I’ve made a point of retelling most of the anecdotal evidence in this blog without questioning its credibility. I’ve done so for the simple reason that I’m not out to debunk or criticise, and instead just want to have a laugh with some of the stories – however, even I have to hold my hands up every now and then and go “oh fuck off, this one’s got to be nonsense”.
I lean towards at least wanting to believe a cryptid encounter story when there are real, accountable people behind it. In order to tolerate the ridicule involved with cryptid sightings you have to be either a very committed hoaxer or genuinely believe that you saw something unusual. If you’re willing to put your head above the parapet and take the inevitable ensuing shitstorm of publicity right in the eyes and mouth, then I’ll give you the respect you deserve and listen to your story. Provided, of course, that you rinse your face and use a little mouthwash first.
The stories of the Ningen have no such accountability – reports are vague, with no specific names involved, and all the evidence comes from artists’ interpretations and clearly photoshopped pictures. However, the creature is still somewhat of an internet sensation, presumably because the Ningen has got to be one of the creepiest suggestions for a big unknown sea monster going:
Admittedly, that’s one of the most extreme and exaggerated examples of a Ningen picture out there, but that doesn’t stop it being it the utterly ridiculous brainchild of a mouthbreathing spoonbanger who presumably attempts to eat trifle with his forehead.

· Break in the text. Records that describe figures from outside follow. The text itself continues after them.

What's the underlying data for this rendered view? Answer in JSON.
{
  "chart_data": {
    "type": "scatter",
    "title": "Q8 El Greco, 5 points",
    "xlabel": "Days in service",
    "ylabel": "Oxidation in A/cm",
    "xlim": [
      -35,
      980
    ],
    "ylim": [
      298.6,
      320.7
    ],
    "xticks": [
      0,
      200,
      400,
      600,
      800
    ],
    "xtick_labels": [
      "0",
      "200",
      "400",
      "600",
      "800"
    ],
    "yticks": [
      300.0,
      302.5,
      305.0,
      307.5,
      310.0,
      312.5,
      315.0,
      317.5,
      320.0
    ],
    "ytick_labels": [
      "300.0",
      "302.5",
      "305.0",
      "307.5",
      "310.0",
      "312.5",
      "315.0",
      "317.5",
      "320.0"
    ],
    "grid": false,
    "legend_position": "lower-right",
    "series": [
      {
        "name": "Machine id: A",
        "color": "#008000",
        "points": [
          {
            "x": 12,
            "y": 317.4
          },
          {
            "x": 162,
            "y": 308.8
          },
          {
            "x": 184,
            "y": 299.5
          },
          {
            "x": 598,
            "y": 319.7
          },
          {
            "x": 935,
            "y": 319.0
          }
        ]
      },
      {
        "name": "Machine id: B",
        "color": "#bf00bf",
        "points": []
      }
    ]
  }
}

Although all are entirely vague, most accounts of the Ningen date from around 2007 at the earliest. The crews of Japanese whale research vessels (knowing Japan, these are presumably just researching which whales are the most delicious) have apparently had several encounters with the strangely humanoid Ningen in the Antarctic Ocean. Described as ghostly white and 20-30 metres in length, the most striking features are the human-like faces and ‘arms’, which in the most absurd accounts even end in five-fingered hands. Five-fingered hands, of course, being the most efficient form of locomotion to possess in the fucking sea, which is why all humans can outswim sharks and not one of us has ever been eaten by one.
Less extreme anecdotal evidence for the Ningen seems to suggest a giant ray or manta, which would at least explain the human-like face if seen from beneath. Others have explained them away as a combination of iceberg sightings and overexcited human stupidity, which seems to be a distinct possibility for this picture from Google Earth that a Japanese magazine apparently ran while discussing the creature in 2007:
There are lots of factors that count against the Ningen when weighing up its potential credibility. The fact that it’s such a comparatively modern sensation and the lack of specificity in the anecdotal evidence are just two of them, but it’s also not helped by the pictures people keep making of the damn thing:
There’s a possibility that there’s some truth in the stories, but if there is, the reality of the animal behind them is likely to be far less absurd than any of the accounts it’s inspired. In the meantime, the Ningen looks set to continue inspiring ridiculous phallic photoshop jobs and the occasional less absurd faked Youtube video:
Of course, if they do turn out to be real, I’ve no doubt that fairly soon the Japanese will put a harpoon through one in order to show it to the world. Y’know, for ‘research’.